Git Product home page Git Product logo

semantic-segmentation-crf's Introduction

Semantic-Segmentation-CRF

Dependencies


  • Python 3.x
  • TensorFlow 1.10.0
  • CUDA 9.0

Get deeplabv3 and deeplabv3+ results


I've used three models that are deeplabv3 trained on PASCALVOC2012 train+aug dataset and its backbone is resnet_v2_101、deeplabv3+ trained on PASCAL VOC2012 train+aug and its backbone is xception_65、deeplabv3+ trained on PASCAL VOC2012 train+val and its backbone is Xception_65.To be honest, deeplabv3 is my own work,and I refer to this repo about deeplabv3+:deeplabv3+

PASCAL dataset


Deeplabv3


Training

First, we convert original data to the Tensorflow TFRecord format to accelerate training seep.

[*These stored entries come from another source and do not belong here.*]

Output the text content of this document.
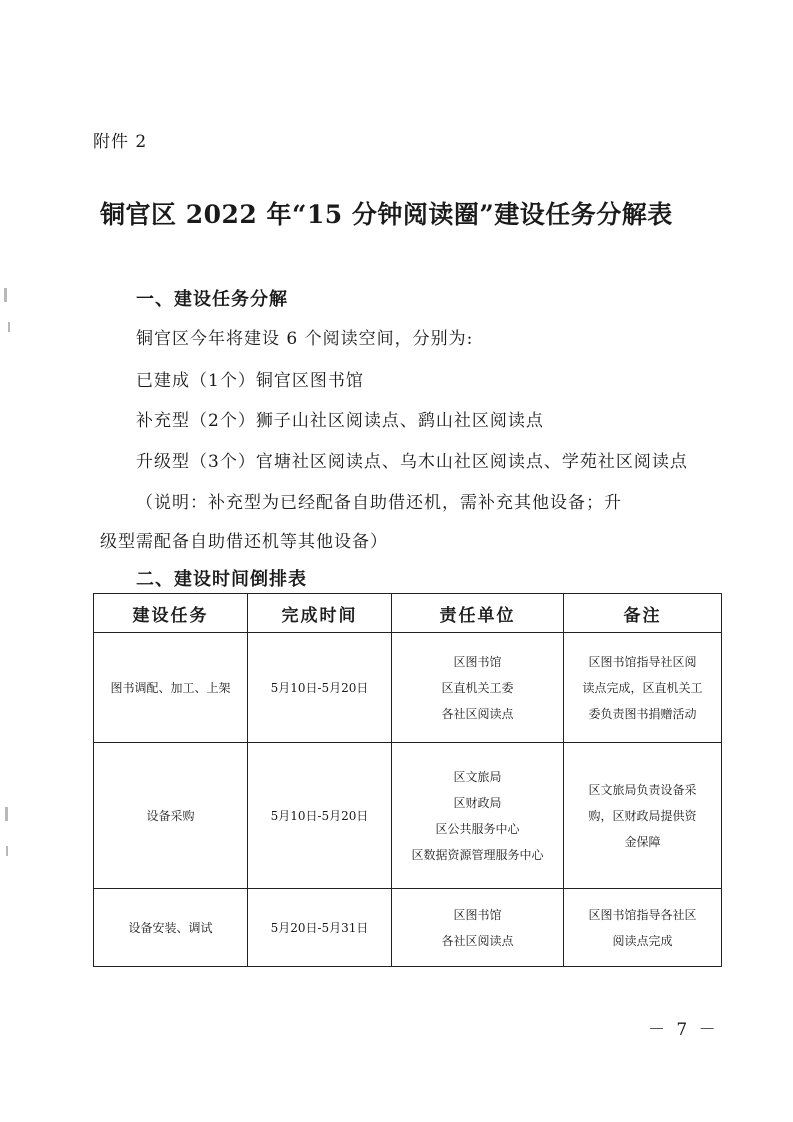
附件 2
铜官区 2022 年“15 分钟阅读圈”建设任务分解表
一、建设任务分解
铜官区今年将建设 6 个阅读空间，分别为:
已建成（1个）铜官区图书馆
补充型（2个）狮子山社区阅读点、鹞山社区阅读点
升级型（3个）官塘社区阅读点、乌木山社区阅读点、学苑社区阅读点
（说明：补充型为已经配备自助借还机，需补充其他设备；升
级型需配备自助借还机等其他设备）
二、建设时间倒排表
建设任务	完成时间	责任单位	备注
图书调配、加工、上架	5月10日-5月20日	区图书馆
区直机关工委
各社区阅读点	区图书馆指导社区阅
读点完成，区直机关工
委负责图书捐赠活动

设备采购	5月10日-5月20日	区文旅局
区财政局
区公共服务中心
区数据资源管理服务中心	区文旅局负责设备采
购，区财政局提供资
金保障

设备安装、调试	5月20日-5月31日	区图书馆
各社区阅读点	区图书馆指导各社区
阅读点完成
－ 7 －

python create_tf_record.py --data_dir DATA_DIR \ 
                           --image_data_dir IMAGE_DATA_DIR \
                           --label_data_dir LABEL_DATA_DIR

then start training model as follow:

python train.py --model_dir MODEL_DIR \
                --pre_trained_model PRE_TRAINED_MODEL \ 
                --batch_size 16 \
                --train_epochs 46 \
                --data_dir DATA_DIR

MODEL_DIR is the directory contains checkpoints.--batch_size 16 because I use TITAN V(16GB)

evaluate

To evaluate how model perform, you can do this with saved checkpoints:

python evaluate.py --image_data_dir IMAGE_DATA_DIR \
                   --label_data_dir IMAGE_DATA_DIR \
                   --evaluation_data_list EVALUATION_DATA_LIST \
                   --model_dir MODEL_DIR

The current best model build by this implementation achieves 75.72% mIOU on the PASCAL VOC 2012 test dataset. I also try to train this model on MS_COCO dataset, respectively used all images and only 21-class images.

Method Dataset OS mIOU
paper deeplabv3 PASCAL VOC 2012 train 16 77.21%
repo deeplabv3 PASCAL VOC 2012 train+aug 16 75.72%
repo deeplabv3 MS-COCO 21-class 16 69.11%
repo deeplabv3 MS-COCO 91-class 16 56.34%

inference

To apply semantic segmentation to your image, you can do as follow:

python inference.py --data_dir DATA_DIR \
                    --infer_data_list INFER_DATA_LIST \
                    --model_dir MODEL_DIR \
                    --output_dir OUTPUT_DIR

Deeplabv3+


Running the train/eval/vis jobs

A local training job using xception_65 can be run with the following command:

# From tensorflow/models/research/
python deeplab/train.py \
    --logtostderr \
    --training_number_of_steps=30000 \
    --train_split="train" \
    --model_variant="xception_65" \
    --atrous_rates=6 \
    --atrous_rates=12 \
    --atrous_rates=18 \
    --output_stride=16 \
    --decoder_output_stride=4 \
    --train_crop_size=513 \
    --train_crop_size=513 \
    --train_batch_size=1 \
    --dataset="pascal_voc_seg" \
    --tf_initial_checkpoint=${PATH_TO_INITIAL_CHECKPOINT} \
    --train_logdir=${PATH_TO_TRAIN_DIR} \
    --dataset_dir=${PATH_TO_DATASET}

where ${PATH_TO_INITIAL_CHECKPOINT} is the path to the initial checkpoint (usually an ImageNet pretrained checkpoint), ${PATH_TO_TRAIN_DIR} is the directory in which training checkpoints and events will be written to, and ${PATH_TO_DATASET} is the directory in which the PASCAL VOC 2012 dataset resides.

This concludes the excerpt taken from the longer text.